Colloquium

 

Tuesday, April 1, 2008

4:00 PM, BAC 219

 

Speaker: John Karro, Department of Computer Science and Systems Analysis, Miami University, Oxford, Ohio

Host: David Groggel

 

Title: Modeling the Process of Random Change in the Mammalian Genome

 



Abstract: The evolution of any species is driven by random changes to its genome: first a change in an organism’s DNA must occur, then that change must propagate throughout the population.  Understanding and modeling this first process (the initial random change) is an important step in understanding the molecular history of a genome, but formulating a model is extremely difficult.  The lack of historical data poses one challenge, and the highly variable nature of the rate at which these changes occur further complicates the problem.  Even when we consider only non-functional DNA (e.g.

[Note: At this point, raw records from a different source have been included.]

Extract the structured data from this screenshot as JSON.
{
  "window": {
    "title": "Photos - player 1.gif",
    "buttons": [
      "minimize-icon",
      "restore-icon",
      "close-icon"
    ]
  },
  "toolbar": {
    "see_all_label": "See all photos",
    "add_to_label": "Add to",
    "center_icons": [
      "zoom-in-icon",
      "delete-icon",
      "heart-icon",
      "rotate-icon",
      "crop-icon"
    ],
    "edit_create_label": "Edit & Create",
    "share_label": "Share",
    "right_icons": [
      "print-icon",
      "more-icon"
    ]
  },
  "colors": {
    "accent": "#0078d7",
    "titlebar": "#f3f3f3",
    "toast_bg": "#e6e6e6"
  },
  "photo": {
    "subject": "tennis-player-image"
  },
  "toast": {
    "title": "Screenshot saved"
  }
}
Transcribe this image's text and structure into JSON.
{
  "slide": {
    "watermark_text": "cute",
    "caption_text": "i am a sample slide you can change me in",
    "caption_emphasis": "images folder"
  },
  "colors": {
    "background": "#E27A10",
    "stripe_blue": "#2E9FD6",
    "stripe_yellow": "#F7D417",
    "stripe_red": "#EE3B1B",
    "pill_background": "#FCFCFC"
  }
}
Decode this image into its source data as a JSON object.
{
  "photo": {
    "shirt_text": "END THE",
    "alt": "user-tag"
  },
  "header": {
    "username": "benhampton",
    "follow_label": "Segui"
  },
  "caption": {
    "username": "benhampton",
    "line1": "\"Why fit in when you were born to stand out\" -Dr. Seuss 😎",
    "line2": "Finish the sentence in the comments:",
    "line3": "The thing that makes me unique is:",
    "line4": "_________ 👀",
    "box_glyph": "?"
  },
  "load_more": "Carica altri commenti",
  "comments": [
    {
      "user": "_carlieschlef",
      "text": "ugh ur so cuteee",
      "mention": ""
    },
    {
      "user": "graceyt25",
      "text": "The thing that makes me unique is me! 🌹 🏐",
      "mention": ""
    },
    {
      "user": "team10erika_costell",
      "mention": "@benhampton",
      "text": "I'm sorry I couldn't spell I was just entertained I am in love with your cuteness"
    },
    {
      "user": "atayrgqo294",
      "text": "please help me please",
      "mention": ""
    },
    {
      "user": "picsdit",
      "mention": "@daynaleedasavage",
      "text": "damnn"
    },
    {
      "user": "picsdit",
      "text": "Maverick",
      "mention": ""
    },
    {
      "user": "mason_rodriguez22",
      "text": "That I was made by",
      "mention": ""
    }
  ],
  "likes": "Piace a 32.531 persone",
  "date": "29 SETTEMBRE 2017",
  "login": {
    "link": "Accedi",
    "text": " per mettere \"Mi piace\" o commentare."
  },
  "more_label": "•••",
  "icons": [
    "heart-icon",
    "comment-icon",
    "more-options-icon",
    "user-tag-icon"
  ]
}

DNA not subject to the forces of natural selection), we find that: different species undergo genomic change at substantially different rates; any given species has been subjected to substantially different rates at different periods in time; even different portions of the same genome can be subject to very different rates.

 

In this talk I will discuss our recent work in developing a model for the mutation process at the genomic level.  Using a Markov chain for a first approximation, I will outline how this model has been modified as the required assumptions have been relaxed, and how the increasingly complex models are fit to data produced by the sequencing of the human genome (as well as other species).  In the process I will discuss what the application of these models has shown us about the mammalian genome, in terms of its structure, its history and its predicted evolutionary future.

 

This talk is designed for researchers in statistics and mathematics; no biological background will be assumed or required.  (Though some might be inflicted.)